The cable, known as C-Lion1, stretches 1,173 kilometers [just under 730 miles] and links central Europe to Finland and other Nordic nations. It typically takes between five and 15 days to repair this type of cable, the company said, adding: “The details of the fault are yet not known and are currently being investigated.”

Baltic Sea cable laying
The C-Lion1 submarine telecommunications cable is laid to the bottom of the Baltic Sea by the ship “Ile de Brehat” off the shore of Helsinki, Finland, on October 12, 2015. Germany and Finland said they…
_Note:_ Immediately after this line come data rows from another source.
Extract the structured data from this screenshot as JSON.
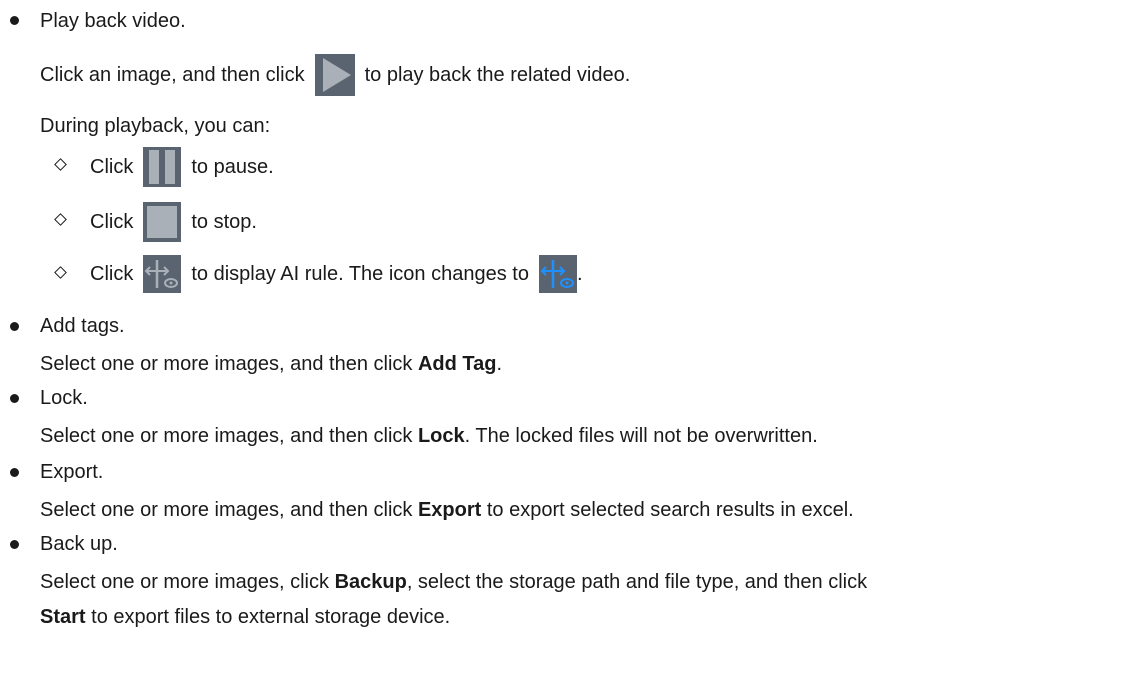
{
  "playback": {
    "heading": "Play back video.",
    "click_line_a": "Click an image, and then click",
    "click_line_b": "to play back the related video.",
    "during": "During playback, you can:",
    "pause_click": "Click",
    "pause_text": "to pause.",
    "stop_click": "Click",
    "stop_text": "to stop.",
    "ai_click": "Click",
    "ai_text": "to display AI rule. The icon changes to",
    "ai_end": "."
  },
  "tags": {
    "heading": "Add tags.",
    "line_a": "Select one or more images, and then click ",
    "bold": "Add Tag",
    "line_b": "."
  },
  "lock": {
    "heading": "Lock.",
    "line_a": "Select one or more images, and then click ",
    "bold": "Lock",
    "line_b": ". The locked files will not be overwritten."
  },
  "export": {
    "heading": "Export.",
    "line_a": "Select one or more images, and then click ",
    "bold": "Export",
    "line_b": " to export selected search results in excel."
  },
  "backup": {
    "heading": "Back up.",
    "line_a": "Select one or more images, click ",
    "bold_a": "Backup",
    "line_b": ", select the storage path and file type, and then click",
    "bold_b": "Start",
    "line_c": " to export files to external storage device."
  },
  "icons": {
    "play": "play-icon",
    "pause": "pause-icon",
    "stop": "stop-icon",
    "ai_rule": "ai-rule-icon",
    "ai_rule_active": "ai-rule-active-icon"
  },
  "colors": {
    "icon_bg": "#5a6470",
    "icon_fg": "#a9b0b8",
    "ai_active": "#1e90ff"
  }
}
HEIKKI SAUKKOMAA/Lehtikuva/AFP via Getty Images

Telecommunications firm Telia Lithuania said separate remarks that an undersea internet cable linking Lithuania and Sweden was “cut” on Sunday morning at approximately 10 a.m. local time.

“The systems immediately reported that we had lost contact,” Andrius Šemeškevičius, technology manager for the company, told Lithuanian broadcaster LRT.
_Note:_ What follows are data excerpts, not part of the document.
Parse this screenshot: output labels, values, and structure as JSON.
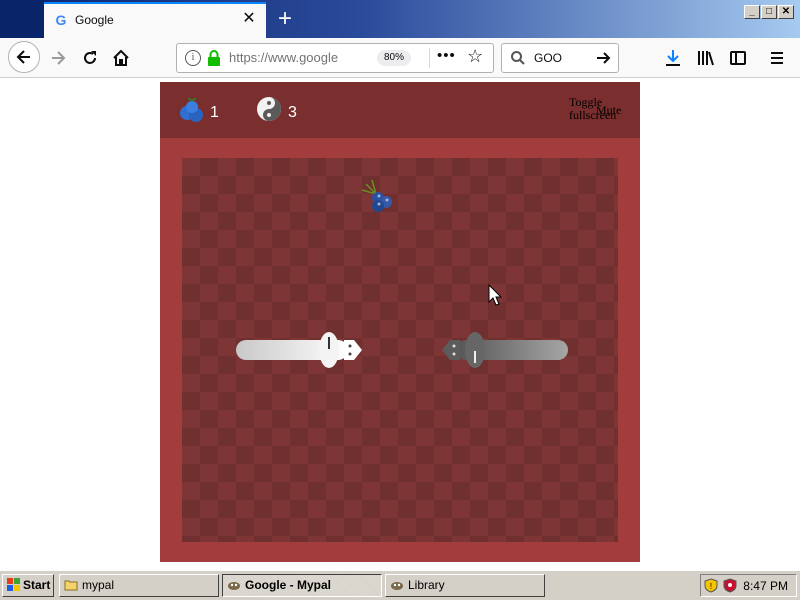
{
  "browser": {
    "tab": {
      "title": "Google",
      "favicon": "google-g-icon"
    },
    "address": {
      "url": "https://www.google",
      "zoom": "80%"
    },
    "search": {
      "value": "GOO"
    },
    "icons": {
      "back": "back-arrow-icon",
      "forward": "forward-arrow-icon",
      "reload": "reload-icon",
      "home": "home-icon",
      "info": "info-icon",
      "lock": "lock-icon",
      "more": "more-actions-icon",
      "bookmark": "star-icon",
      "search": "search-icon",
      "go": "go-arrow-icon",
      "downloads": "download-icon",
      "library": "library-icon",
      "sidebar": "sidebar-icon",
      "menu": "hamburger-menu-icon"
    }
  },
  "game": {
    "hud": {
      "blueberry_count": "1",
      "yinyang_count": "3",
      "fullscreen_label": "Toggle fullscreen",
      "mute_label": "Mute"
    },
    "colors": {
      "hud_bg": "#7a2e2e",
      "frame": "#a33c3c",
      "board_light": "#7d3535",
      "board_dark": "#713030",
      "white_snake": "#e8e8e8",
      "gray_snake": "#6e6e6e"
    }
  },
  "taskbar": {
    "start_label": "Start",
    "buttons": [
      {
        "label": "mypal",
        "active": false
      },
      {
        "label": "Google - Mypal",
        "active": true
      },
      {
        "label": "Library",
        "active": false
      }
    ],
    "clock": "8:47 PM"
  }
}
“Our European security is not only under threat from Russia’s war of aggression against Ukraine, but also from hybrid warfare by malicious actors,” the two ministers said.

The two damaged cables cross in a certain section of the Baltic Sea, Šemeškevičius said. “Since both were interrupted, it is obvious that there was no accidental dropping of one ship’s anchor; it could be something more serious.”
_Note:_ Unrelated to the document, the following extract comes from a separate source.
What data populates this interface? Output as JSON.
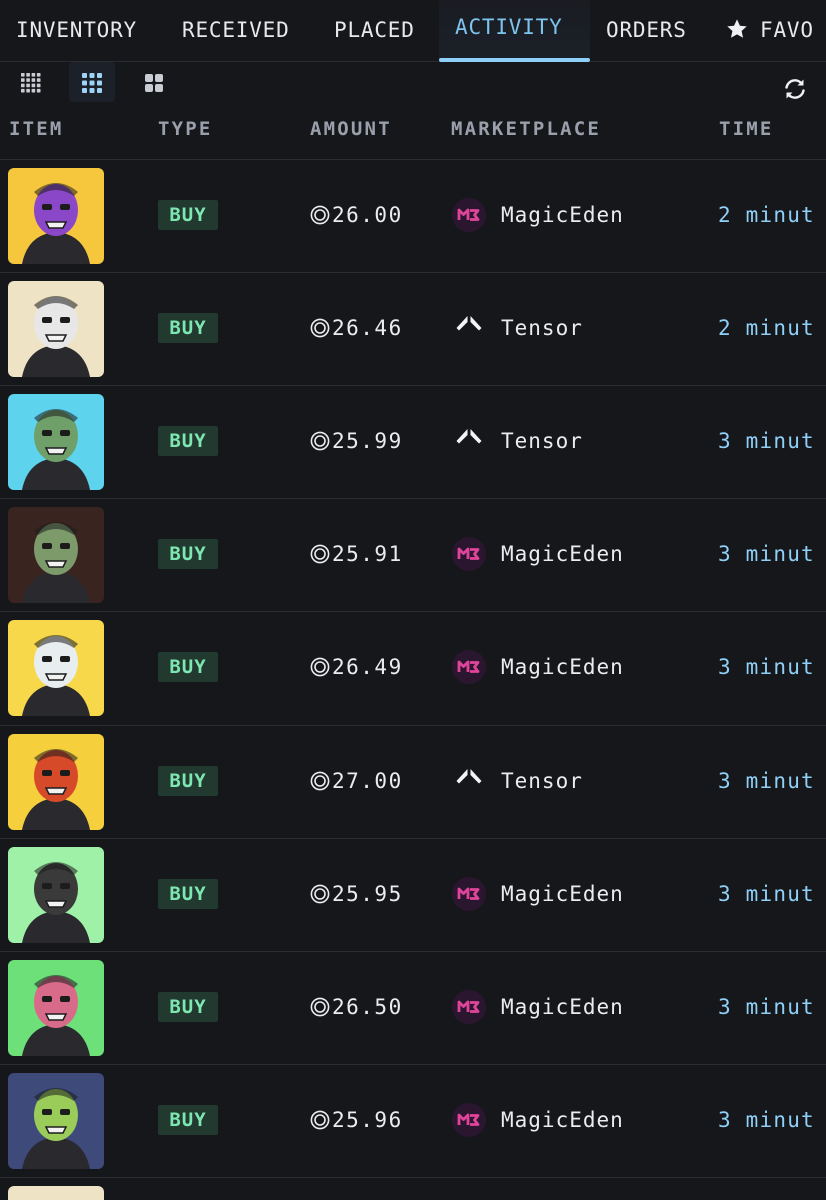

Mystery still surrounds the destruction of the Nord Stream pipelines linking Russia to Germany through the Baltic Sea in fall 2022, while an undersea cable linking Sweden to Estonia was damaged in October 2023. A gas pipeline linking Estonia to Finland was also damaged in the same month, later blamed on a Chinese ship dragging its anchor.

NATO has been ringing alarm bells in recent years over Russia’s skill with hybrid warfare. In May, it held a meeting dedicated to strategizing how to protect the alliance’s critical undersea infrastructure.

“Russia has spent a considerable amount of effort investing in capabilities that would allow it to pose a threat to European critical infrastructure,” the U.K.-based Royal United Services Institute (RUSI) defense think tank said last year.

German Defense Minister Boris Pistorius said on Tuesday that “no one believes that these cables were cut accidentally.”

“I also don’t want to believe in versions that these were anchors that accidentally caused damage over these cables,” he said, in remarks reported by Reuters. “Therefore we have to state, without knowing specifically who it came from, that it is a ‘hybrid’ action. And we also have to assume, without knowing it yet, that it is sabotage.”

The Baltic Sea has been referred to as a “NATO lake,” as it is bracketed almost entirely by alliance members since Finland and Sweden joined. Russia’s Kaliningrad exclave, home to its substantial Baltic Sea Fleet, is sandwiched between NATO members Poland and Lithuania.

An unnamed U.S. official told CNN in early September that they were worried Russia’s “decision calculus for damaging US and allied undersea critical infrastructure may be changing.”

Moscow is cultivating its naval fleet designed for undersea sabotage mainly through its secretive General Staff Main Directorate for Deep Sea Research, or GUGI, the official said.